É claro que alguns velhos do Restelo defenderão o antigo texto, pelo que sempre podemos lembrar-nos do Marco António nas escadas do senado, quando diz: “But Brutus says he ins’t and Brutus is an honorable men…”

Há, contudo, um ponto onde penso ser de justiça salvaguardar o statu quo ante: se se deve expurgar a Constituição de falsos princípios jurídicos que apenas correspondem a cristalizações ideológicas conjunturais, a contrapartida desse esvaziamento ideológico deve ser a criação e reforço de mecanismos de garantia das normas mais fundamentais que sejam, por essa razão — a da sua verdadeira fundamentalidade –, mantidas na Constituição.

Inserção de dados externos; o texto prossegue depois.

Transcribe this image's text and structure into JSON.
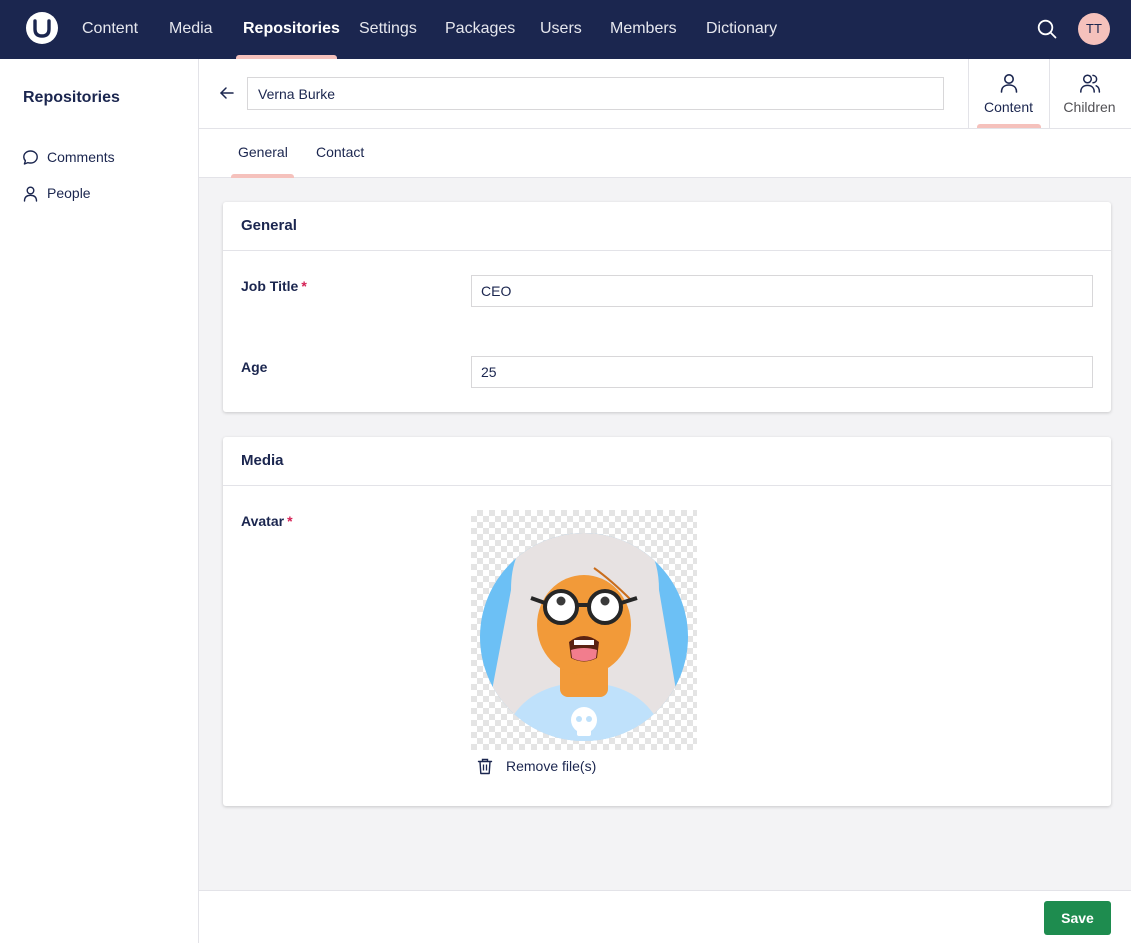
{
  "topnav": {
    "items": [
      {
        "label": "Content"
      },
      {
        "label": "Media"
      },
      {
        "label": "Repositories"
      },
      {
        "label": "Settings"
      },
      {
        "label": "Packages"
      },
      {
        "label": "Users"
      },
      {
        "label": "Members"
      },
      {
        "label": "Dictionary"
      }
    ],
    "active": "Repositories",
    "user_initials": "TT"
  },
  "sidebar": {
    "title": "Repositories",
    "items": [
      {
        "label": "Comments",
        "icon": "comment-icon"
      },
      {
        "label": "People",
        "icon": "person-icon"
      }
    ]
  },
  "header": {
    "name_value": "Verna Burke",
    "views": [
      {
        "label": "Content",
        "icon": "person-icon",
        "active": true
      },
      {
        "label": "Children",
        "icon": "people-icon",
        "active": false
      }
    ]
  },
  "tabs": [
    {
      "label": "General",
      "active": true
    },
    {
      "label": "Contact",
      "active": false
    }
  ],
  "general_group": {
    "title": "General",
    "job_title_label": "Job Title",
    "job_title_required": "*",
    "job_title_value": "CEO",
    "age_label": "Age",
    "age_value": "25"
  },
  "media_group": {
    "title": "Media",
    "avatar_label": "Avatar",
    "avatar_required": "*",
    "remove_label": "Remove file(s)"
  },
  "footer": {
    "save_label": "Save"
  },
  "colors": {
    "nav_bg": "#1b264f",
    "accent_pink": "#f5c1bc",
    "save_green": "#1e8c4f",
    "required_red": "#d42054",
    "page_bg": "#f3f3f5"
  }
}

E é nesse quadro que se deve fazer a defesa da manutenção da composição, nomeação e poderes do Tribunal Constitucional.

A supressão da fiscalização preventiva e da inconstitucionalidade por omissão, a limitação da legitimidade no acesso à fiscalização sucessiva abstracta, e restrição dos poderes do Presidente da República em sede de fiscalização da Constitucionalidade, tal como proposta na Constituição sombra, permitira in limine manter as mesmas regras, impedindo a sua fiscalização e impedindo a diferenciação entre a boa e a má moeda, entre as boas e más regras, todas elas doravante directrizes platónicas dirigidas a anjos ou homens do jardim do Éden e sem sanção.

A verdade é que, concordando-se ou discordando-se dos arestos do Tribunal Constitucional, ou melhor dito, do teor das normas constitucionais, tal como interpretadas pelo menos pelo referido Tribunal (e se por vezes concordei, por outras vezes discordei das referidas interpretações), não se pode deixar de se reconhecer a sua importância e papel no nosso sistema democrático, e a importância de lhe manter no futuro a mesma função — o papel de decisor, quiçá político, não o nego, nas zonas de penumbra constitucionais.

Foi com este pensamento que me lembrei do título deste artigo, sem que com isso queira tomar quaisquer partidos nas muitas batalhas nas quais o Tribunal participou.